Write operations (Elasticsearch index, update, delete and bulk operations) are converted to CQL write requests managed by the coordinator node. The elasticsearch document _id is converted to the underlying primary key, and the corresponding row is stored on many nodes according to the Cassandra replication factor. Then, on each node hosting this row, an Elasticsearch document is indexed through a Cassandra custom secondary index. Every document includes a _token fields used used when searching.

_images/write-path.png

At index time, every nodes directly generates lucene fields without any JSON parsing overhead, and Lucene files does not contains any version number, because version-based concurrency management becomes meaningless in a multi-master database like Cassandra.

Search path

Search request is done in two phases.
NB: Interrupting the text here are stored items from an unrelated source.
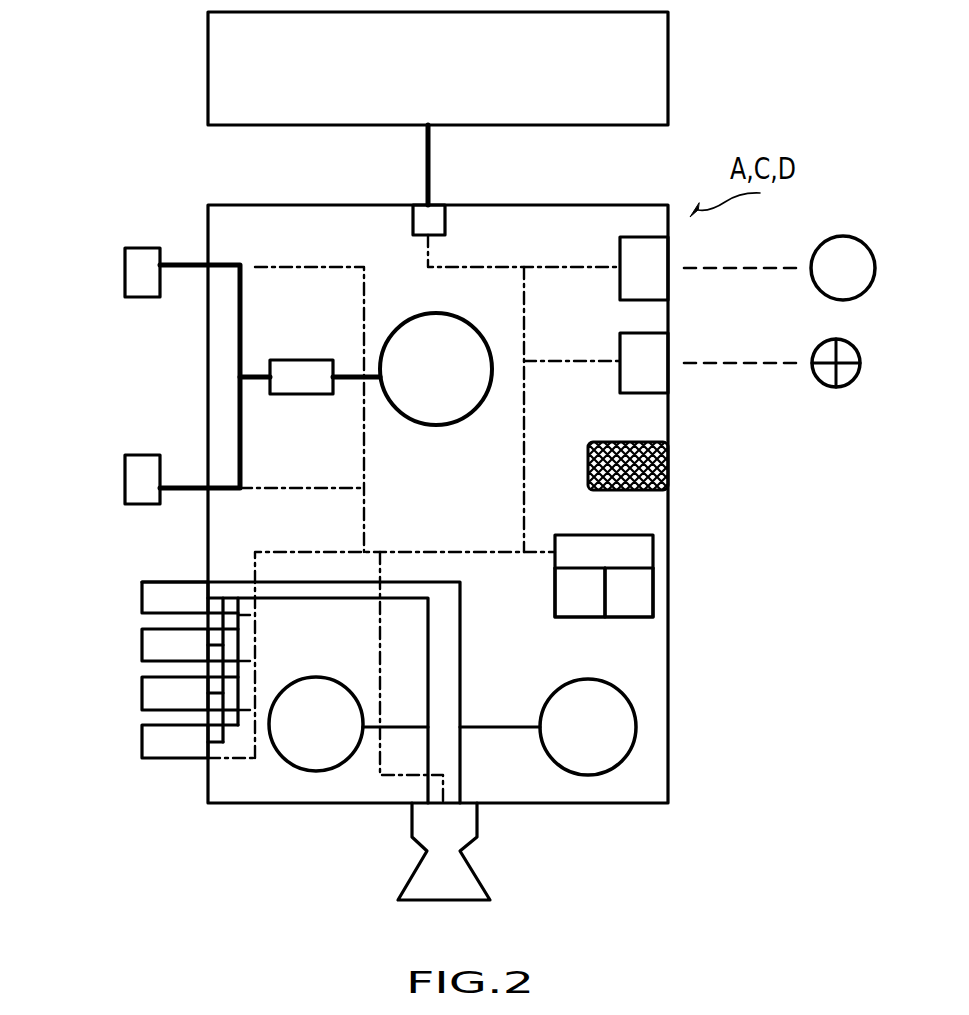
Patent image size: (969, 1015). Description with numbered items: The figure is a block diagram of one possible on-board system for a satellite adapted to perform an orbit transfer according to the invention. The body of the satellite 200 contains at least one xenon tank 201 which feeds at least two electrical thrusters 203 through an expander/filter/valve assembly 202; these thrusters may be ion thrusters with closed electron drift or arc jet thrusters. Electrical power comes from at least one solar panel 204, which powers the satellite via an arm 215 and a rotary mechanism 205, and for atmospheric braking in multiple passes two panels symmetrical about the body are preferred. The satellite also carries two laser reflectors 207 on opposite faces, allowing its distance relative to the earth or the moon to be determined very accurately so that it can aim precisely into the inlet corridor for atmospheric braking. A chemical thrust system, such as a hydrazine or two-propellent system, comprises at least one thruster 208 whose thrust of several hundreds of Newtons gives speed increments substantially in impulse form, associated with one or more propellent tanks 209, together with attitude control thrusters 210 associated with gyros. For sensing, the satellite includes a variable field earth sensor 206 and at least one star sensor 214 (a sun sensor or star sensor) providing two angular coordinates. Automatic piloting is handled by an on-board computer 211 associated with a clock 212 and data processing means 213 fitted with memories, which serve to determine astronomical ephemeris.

The body of the satellite 200 is at (207, 553).
The xenon tank 201 is at (468, 420).
The expander/filter/valve assembly 202 is at (307, 394).
The electrical thrusters 203 is at (125, 280).
The solar panel 204 is at (208, 72).
The rotary mechanism 205 is at (413, 225).
The variable field earth sensor 206 is at (665, 385).
The laser reflectors 207 is at (668, 462).
The thruster 208 is at (470, 882).
The propellent tanks 209 is at (318, 762).
The attitude control thrusters 210 is at (142, 598).
The on-board computer 211 is at (645, 550).
The clock 212 is at (645, 590).
The data processing means 213 is at (570, 607).
The star sensor 214 is at (668, 257).
The arm 215 is at (426, 160).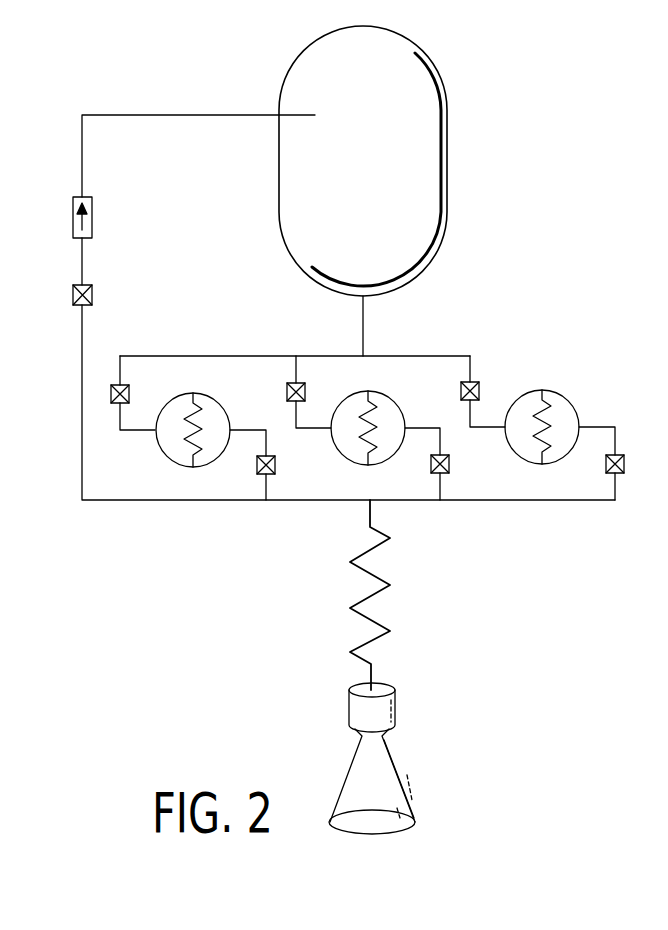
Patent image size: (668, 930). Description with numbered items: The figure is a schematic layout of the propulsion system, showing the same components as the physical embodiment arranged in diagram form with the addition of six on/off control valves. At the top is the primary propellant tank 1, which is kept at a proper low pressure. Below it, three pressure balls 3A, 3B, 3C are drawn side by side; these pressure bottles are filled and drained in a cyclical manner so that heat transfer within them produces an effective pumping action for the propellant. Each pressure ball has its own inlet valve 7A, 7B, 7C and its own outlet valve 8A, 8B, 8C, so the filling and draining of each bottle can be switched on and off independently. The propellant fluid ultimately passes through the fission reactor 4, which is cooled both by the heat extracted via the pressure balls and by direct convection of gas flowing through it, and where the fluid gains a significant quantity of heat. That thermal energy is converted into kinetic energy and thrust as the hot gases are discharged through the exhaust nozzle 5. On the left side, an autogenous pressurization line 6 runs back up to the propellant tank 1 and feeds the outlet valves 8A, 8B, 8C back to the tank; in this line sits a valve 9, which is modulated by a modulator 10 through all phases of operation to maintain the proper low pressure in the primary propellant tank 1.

The primary propellant tank 1 is at (430, 98).
The pressure ball 3A is at (221, 401).
The pressure ball 3B is at (396, 400).
The pressure ball 3C is at (570, 399).
The fission reactor 4 is at (376, 576).
The exhaust nozzle 5 is at (362, 778).
The pressurization line 6 is at (82, 440).
The inlet valve 7A is at (131, 393).
The inlet valve 7B is at (306, 392).
The inlet valve 7C is at (480, 391).
The outlet valve 8A is at (276, 466).
The outlet valve 8B is at (450, 465).
The outlet valve 8C is at (625, 465).
The valve 9 is at (73, 288).
The modulator 10 is at (73, 203).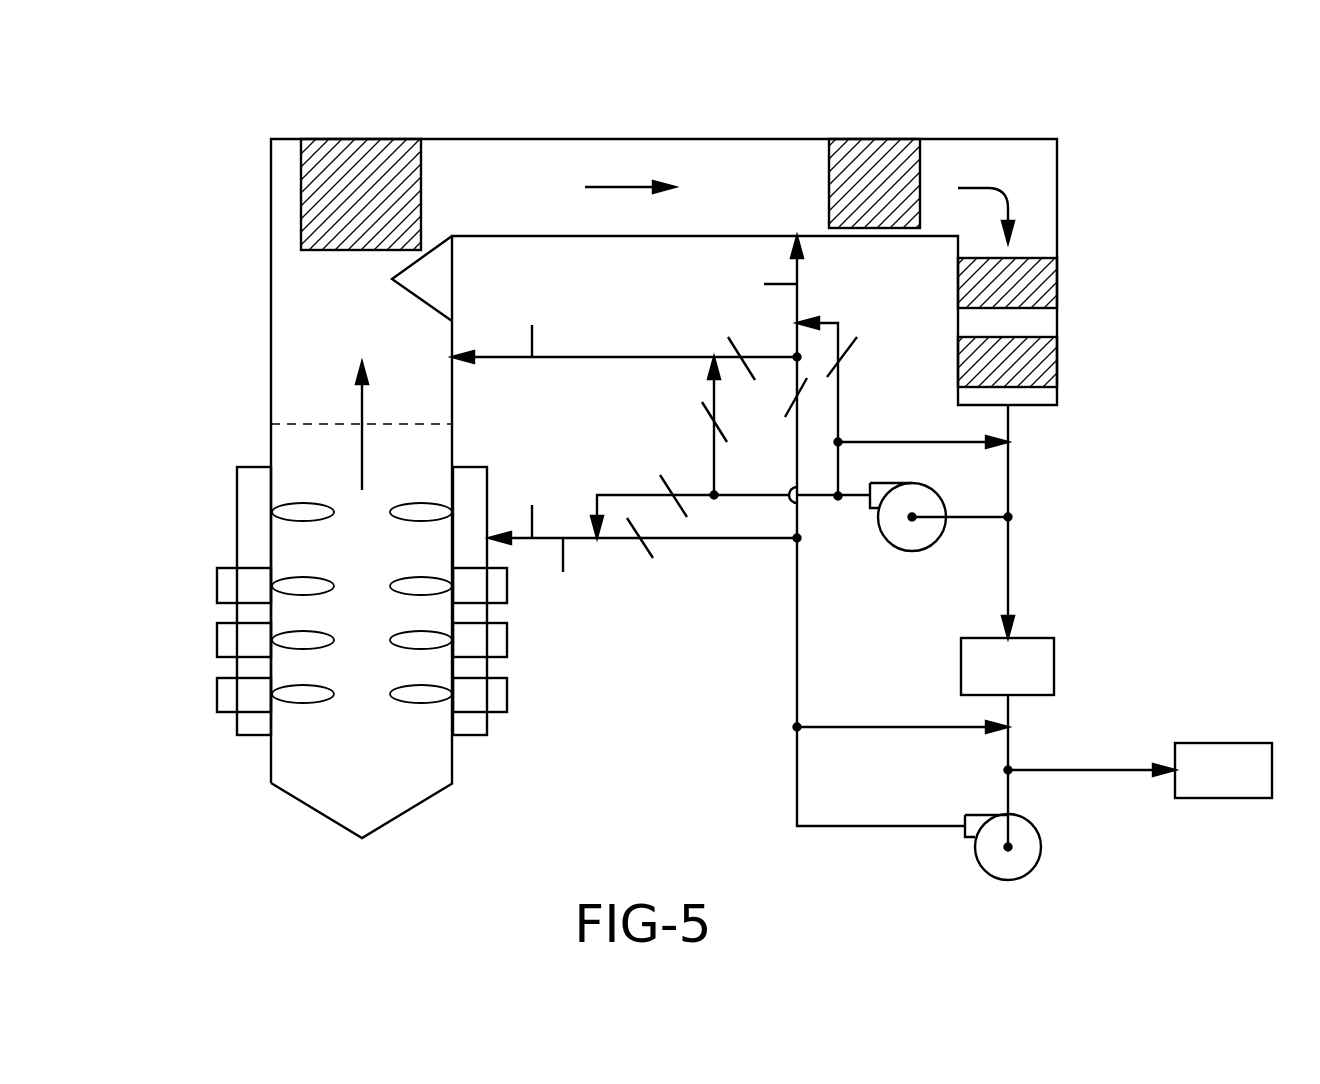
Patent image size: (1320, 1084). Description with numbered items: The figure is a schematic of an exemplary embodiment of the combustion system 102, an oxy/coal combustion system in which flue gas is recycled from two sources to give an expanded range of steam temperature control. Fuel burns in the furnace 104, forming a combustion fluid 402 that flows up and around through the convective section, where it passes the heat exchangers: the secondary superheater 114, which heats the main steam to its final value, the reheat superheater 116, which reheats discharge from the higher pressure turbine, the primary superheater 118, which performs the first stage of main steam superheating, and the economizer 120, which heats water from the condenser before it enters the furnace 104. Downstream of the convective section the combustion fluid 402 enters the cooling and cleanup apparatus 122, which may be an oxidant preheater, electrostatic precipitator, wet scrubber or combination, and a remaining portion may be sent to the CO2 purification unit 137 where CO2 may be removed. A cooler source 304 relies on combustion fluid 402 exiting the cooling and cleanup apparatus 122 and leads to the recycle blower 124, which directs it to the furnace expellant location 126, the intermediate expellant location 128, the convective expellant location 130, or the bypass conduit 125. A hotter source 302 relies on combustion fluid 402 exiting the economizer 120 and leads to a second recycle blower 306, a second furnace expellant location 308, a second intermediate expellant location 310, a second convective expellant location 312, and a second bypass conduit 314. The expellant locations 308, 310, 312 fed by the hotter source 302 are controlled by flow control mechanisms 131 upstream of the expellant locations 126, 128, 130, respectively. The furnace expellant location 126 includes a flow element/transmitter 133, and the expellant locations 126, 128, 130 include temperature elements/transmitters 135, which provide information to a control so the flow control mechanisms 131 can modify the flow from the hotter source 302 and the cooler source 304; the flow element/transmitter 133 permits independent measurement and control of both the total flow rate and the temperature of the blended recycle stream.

The combustion system 102 is at (190, 308).
The furnace 104 is at (332, 740).
The secondary superheater 114 is at (347, 170).
The reheat superheater 116 is at (870, 168).
The primary superheater 118 is at (1040, 275).
The economizer 120 is at (1040, 355).
The cooling and cleanup apparatus 122 is at (1007, 666).
The recycle blower 124 is at (985, 872).
The bypass conduit 125 is at (845, 727).
The furnace expellant location 126 is at (490, 540).
The intermediate expellant location 128 is at (453, 350).
The convective expellant location 130 is at (802, 237).
The flow control mechanism 131 is at (855, 350).
The flow element/transmitter 133 is at (565, 556).
The temperature element/transmitter 135 is at (533, 345).
The CO2 purification unit 137 is at (1140, 770).
The hotter source 302 is at (975, 517).
The cooler source 304 is at (1012, 790).
The second recycle blower 306 is at (890, 540).
The second furnace expellant location 308 is at (608, 492).
The second intermediate expellant location 310 is at (710, 393).
The second convective expellant location 312 is at (832, 322).
The second bypass conduit 314 is at (950, 440).
The combustion fluid 402 is at (605, 186).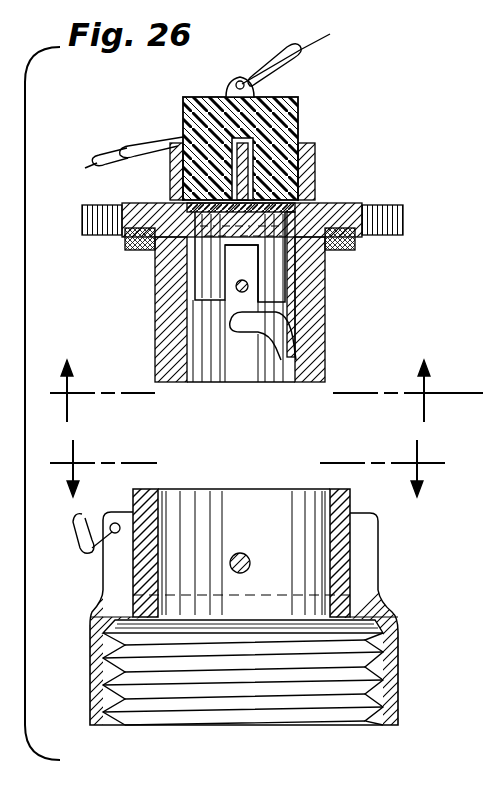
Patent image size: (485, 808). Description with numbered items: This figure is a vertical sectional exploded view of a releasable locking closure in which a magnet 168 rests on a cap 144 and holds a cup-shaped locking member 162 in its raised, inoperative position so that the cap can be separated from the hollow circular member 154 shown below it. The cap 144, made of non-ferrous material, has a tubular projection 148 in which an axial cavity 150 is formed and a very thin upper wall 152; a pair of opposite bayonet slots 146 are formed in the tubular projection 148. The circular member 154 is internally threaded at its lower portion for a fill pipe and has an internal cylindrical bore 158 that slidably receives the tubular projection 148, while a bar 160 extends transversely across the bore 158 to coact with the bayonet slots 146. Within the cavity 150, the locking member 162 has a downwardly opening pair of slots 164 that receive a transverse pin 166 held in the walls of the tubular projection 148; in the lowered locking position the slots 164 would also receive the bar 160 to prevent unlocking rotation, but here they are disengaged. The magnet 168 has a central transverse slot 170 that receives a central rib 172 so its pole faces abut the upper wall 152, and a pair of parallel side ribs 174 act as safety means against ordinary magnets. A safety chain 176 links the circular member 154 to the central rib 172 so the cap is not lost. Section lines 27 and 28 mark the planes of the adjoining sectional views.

The cap 144 is at (330, 205).
The bayonet slots 146 is at (257, 335).
The tubular projection 148 is at (160, 324).
The cavity 150 is at (233, 375).
The upper wall 152 is at (300, 122).
The hollow circular member 154 is at (386, 600).
The internal cylindrical bore 158 is at (328, 520).
The bar 160 is at (240, 553).
The cup-shaped locking member 162 is at (190, 268).
The slots 164 is at (253, 255).
The transverse pin 166 is at (248, 289).
The magnet 168 is at (213, 97).
The central transverse slot 170 is at (287, 97).
The central rib 172 is at (182, 160).
The side ribs 174 is at (315, 170).
The safety chain 176 is at (167, 137).
The section line 27 is at (266, 394).
The section line 28 is at (247, 467).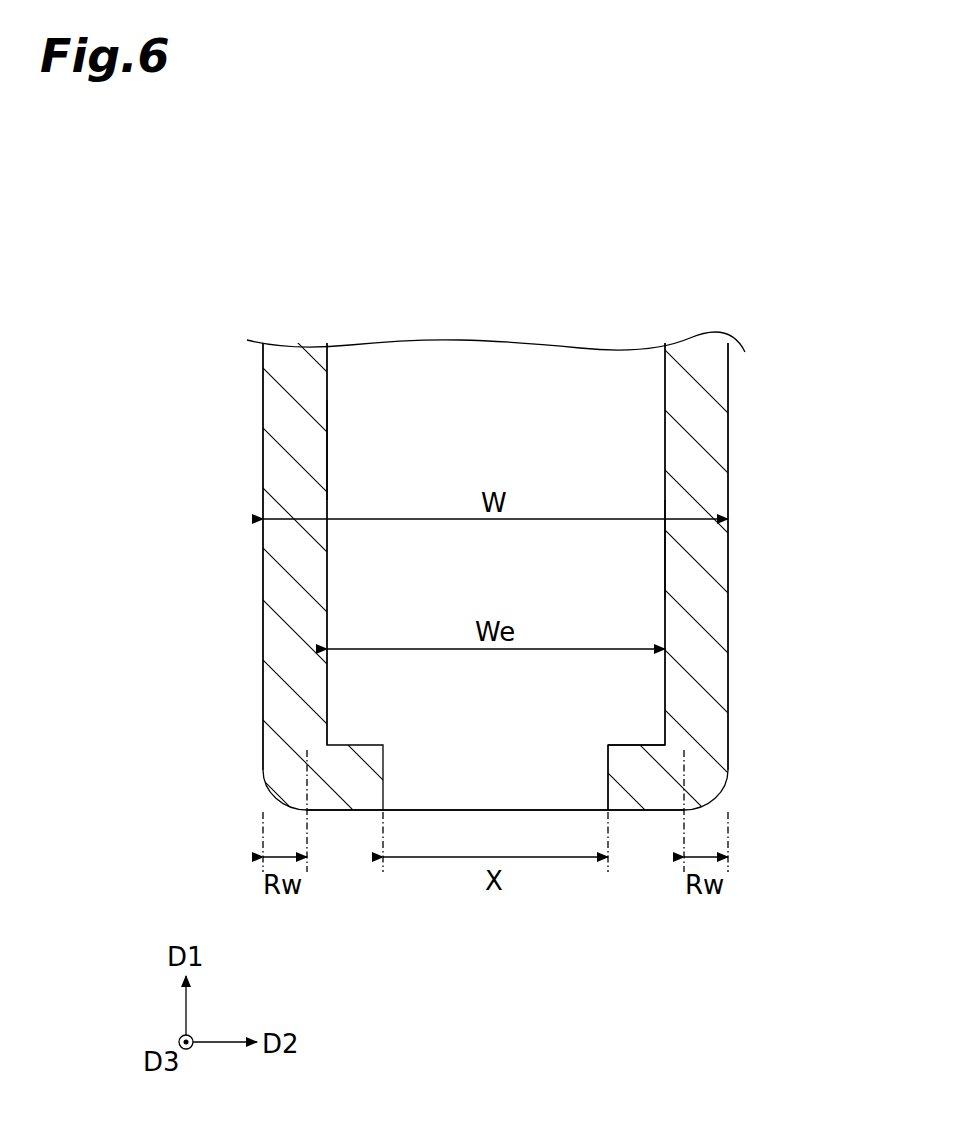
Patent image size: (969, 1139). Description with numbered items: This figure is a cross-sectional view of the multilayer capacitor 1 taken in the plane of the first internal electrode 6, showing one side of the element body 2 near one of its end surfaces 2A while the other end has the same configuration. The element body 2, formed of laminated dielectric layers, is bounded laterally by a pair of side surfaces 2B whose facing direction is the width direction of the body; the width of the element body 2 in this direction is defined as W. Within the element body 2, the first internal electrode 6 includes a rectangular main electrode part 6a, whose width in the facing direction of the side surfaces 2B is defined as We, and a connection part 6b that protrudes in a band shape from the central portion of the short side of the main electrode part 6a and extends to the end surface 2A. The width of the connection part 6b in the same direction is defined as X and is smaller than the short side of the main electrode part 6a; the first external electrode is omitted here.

The multilayer capacitor 1 is at (212, 321).
The element body 2 is at (763, 437).
The end surface 2A is at (343, 813).
The side surface 2B is at (262, 620).
The first internal electrode 6 is at (325, 447).
The main electrode part 6a is at (610, 563).
The connection part 6b is at (578, 777).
In the query phase, the coordinator node add a token_ranges filter to the query and broadcasts a search request to all nodes. This token_ranges filter covers all the Cassandra ring and avoid duplicate results. Then, in the fetch phases, the coordinator fetches the required fields by issuing a CQL request in the underlying Cassandra table, and builds the final JSON response.

_images/search-path.png

Elassandra provides a random search strategy requesting the minimum of nodes to cover the whole Cassandra ring. For example, if you have a datacenter with four nodes and a replication factor of two, it will request only two nodes with simplified token_ranges filters (adjacent token ranges are automatically merged).

Additionnaly, as these token_ranges filters only change when the datacenter topology change (for example when a node is down or when adding a new node), Elassandra introduces a token_range bitset cache for each lucene segment. With this cache, out of range documents are seen as deleted documents at the lucene segment layer for subsequent queries using the same token_range filter. This drastically improves search performances.

Finally, the CQL fetch overhead can be mitigated by using keys and rows Cassandra caching, eventually using the off-heap caching features of Cassandra.